A guy with the governor's office called him soon after for what ended up being a "totally off the cuff" phone interview, which he figured "was a deal buster because I was unprepared."

The following week, he received an e-mail that he had been chosen for an opening. Others chosen included Patricia Orud of St. Paul, and Patricia Stankovitch of Eden Prairie.

Chris Bonnell of Buffalo, and Margaret Alyssa Fulton of St. Paul were both re-appointed as well. There are 11 members on the board.

"Wow, that's pretty cool," he said of his reaction to being appointed.

"I'm looking forward to how these things function on the state level."

The purpose of the Board of Psychology is to regulate and license psychologists throughout the state, to monitor them, take on any complaints and make sure psychologists are following ethical guidelines.

Meetings are held once a month in the Twin Cities, and Leichter's four-year term ends January 2014.

"I was thinking last night, 'I'm going to make about 40 trips to St. Paul and back,'" Leichter said.

That's a lot of driving, but his appointment shows representation for outstate Minnesota. He said he felt the board has been "metro centric," with most of the appointees being from the Twin Cities area.

"They needed a representation of this profession outside of the Twin Cities," he said.

After his four years is up, Leichter will have to reflect on the past term to decide whether he wants to try for reappointment or not.

"We'll see how the drive is back and forth before I decide if I re-up again," he said. "Everyone serves at the will of the governor."

So why did he become a psychologist to begin with?

"The standard answer -- I want to help people. It's kind of corny," he said with a laugh.

He added that people's behaviors intrigue him, and he enjoys helping people get through tough times.

Before moving to Detroit Lakes in 1990, Leichter was living in southern California. Many people have asked -- including himself -- how a California resident ends up in Detroit Lakes.

"There was a job opening -- nothing more exciting than that," he said.

Leichter did interview for the job in August, which would explain a bit, but he's gotten used to the difference in weather.

"It's a great opportunity and a great community to raise my children in.
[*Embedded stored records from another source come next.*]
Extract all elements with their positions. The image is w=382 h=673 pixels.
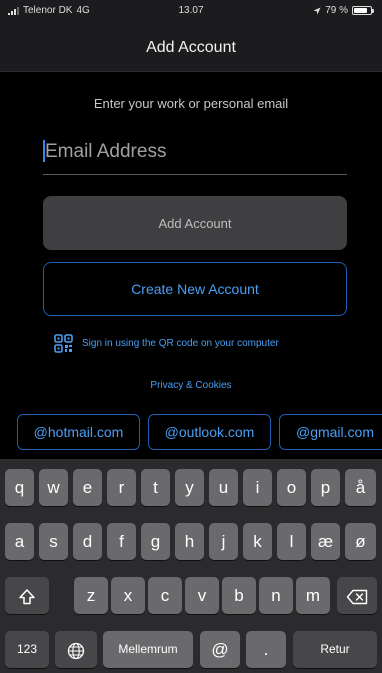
qr-code-icon xyxy=(54,334,73,353)
email-field[interactable] xyxy=(43,137,347,167)
add-account-button[interactable]: Add Account xyxy=(43,196,347,250)
battery-icon xyxy=(352,6,374,15)
key-z[interactable]: z xyxy=(74,577,108,614)
key-g[interactable]: g xyxy=(141,523,170,560)
qr-sign-in-text: Sign in using the QR code on your comput… xyxy=(82,338,279,349)
domain-suggestions: @hotmail.com @outlook.com @gmail.com xyxy=(0,414,382,452)
key-b[interactable]: b xyxy=(222,577,256,614)
key-o[interactable]: o xyxy=(277,469,306,506)
key-y[interactable]: y xyxy=(175,469,204,506)
status-right: 79 % xyxy=(313,5,374,16)
chip-hotmail[interactable]: @hotmail.com xyxy=(17,414,140,450)
keyboard: q w e r t y u i o p å a s d f g h j k l … xyxy=(0,459,382,673)
key-p[interactable]: p xyxy=(311,469,340,506)
status-bar: Telenor DK 4G 13.07 79 % xyxy=(0,0,382,22)
key-i[interactable]: i xyxy=(243,469,272,506)
email-field-wrapper xyxy=(43,137,347,175)
space-key[interactable]: Mellemrum xyxy=(103,631,193,668)
key-d[interactable]: d xyxy=(73,523,102,560)
key-r[interactable]: r xyxy=(107,469,136,506)
delete-key[interactable] xyxy=(337,577,377,614)
chip-gmail[interactable]: @gmail.com xyxy=(279,414,382,450)
key-w[interactable]: w xyxy=(39,469,68,506)
key-f[interactable]: f xyxy=(107,523,136,560)
globe-icon xyxy=(67,642,85,659)
qr-sign-in-link[interactable]: Sign in using the QR code on your comput… xyxy=(54,334,279,353)
key-m[interactable]: m xyxy=(296,577,330,614)
dot-key[interactable]: . xyxy=(246,631,286,668)
key-x[interactable]: x xyxy=(111,577,145,614)
shift-key[interactable] xyxy=(5,577,49,614)
key-s[interactable]: s xyxy=(39,523,68,560)
battery-percent: 79 % xyxy=(325,5,348,16)
text-cursor xyxy=(43,140,45,162)
key-a[interactable]: a xyxy=(5,523,34,560)
key-u[interactable]: u xyxy=(209,469,238,506)
key-e[interactable]: e xyxy=(73,469,102,506)
key-k[interactable]: k xyxy=(243,523,272,560)
key-ae[interactable]: æ xyxy=(311,523,340,560)
key-h[interactable]: h xyxy=(175,523,204,560)
create-new-account-button[interactable]: Create New Account xyxy=(43,262,347,316)
key-l[interactable]: l xyxy=(277,523,306,560)
delete-icon xyxy=(346,589,368,604)
key-j[interactable]: j xyxy=(209,523,238,560)
key-v[interactable]: v xyxy=(185,577,219,614)
key-aa[interactable]: å xyxy=(345,469,376,506)
chip-outlook[interactable]: @outlook.com xyxy=(148,414,271,450)
return-key[interactable]: Retur xyxy=(293,631,377,668)
navigation-bar: Add Account xyxy=(0,22,382,72)
location-icon xyxy=(313,7,321,14)
at-key[interactable]: @ xyxy=(200,631,240,668)
page-title: Add Account xyxy=(146,39,236,56)
numbers-key[interactable]: 123 xyxy=(5,631,49,668)
privacy-cookies-link[interactable]: Privacy & Cookies xyxy=(0,380,382,391)
key-oe[interactable]: ø xyxy=(345,523,376,560)
key-t[interactable]: t xyxy=(141,469,170,506)
key-c[interactable]: c xyxy=(148,577,182,614)
shift-icon xyxy=(19,588,35,604)
globe-key[interactable] xyxy=(55,631,97,668)
email-prompt: Enter your work or personal email xyxy=(93,96,289,111)
key-q[interactable]: q xyxy=(5,469,34,506)
key-n[interactable]: n xyxy=(259,577,293,614)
It just stuck," he said.

Besides his job with MeritCare, Leichter also serves as the clinical director with the Minnesota Consortium for Advanced Rural Psychological Training. He has served as an adjunct assistant professor at St. Mary's University in Minneapolis, and his undergraduate, graduate and internship accreditations come from schools and hospitals in California.

"It's the next step in my evolution as a psychologist," he said of being appointed to the state board.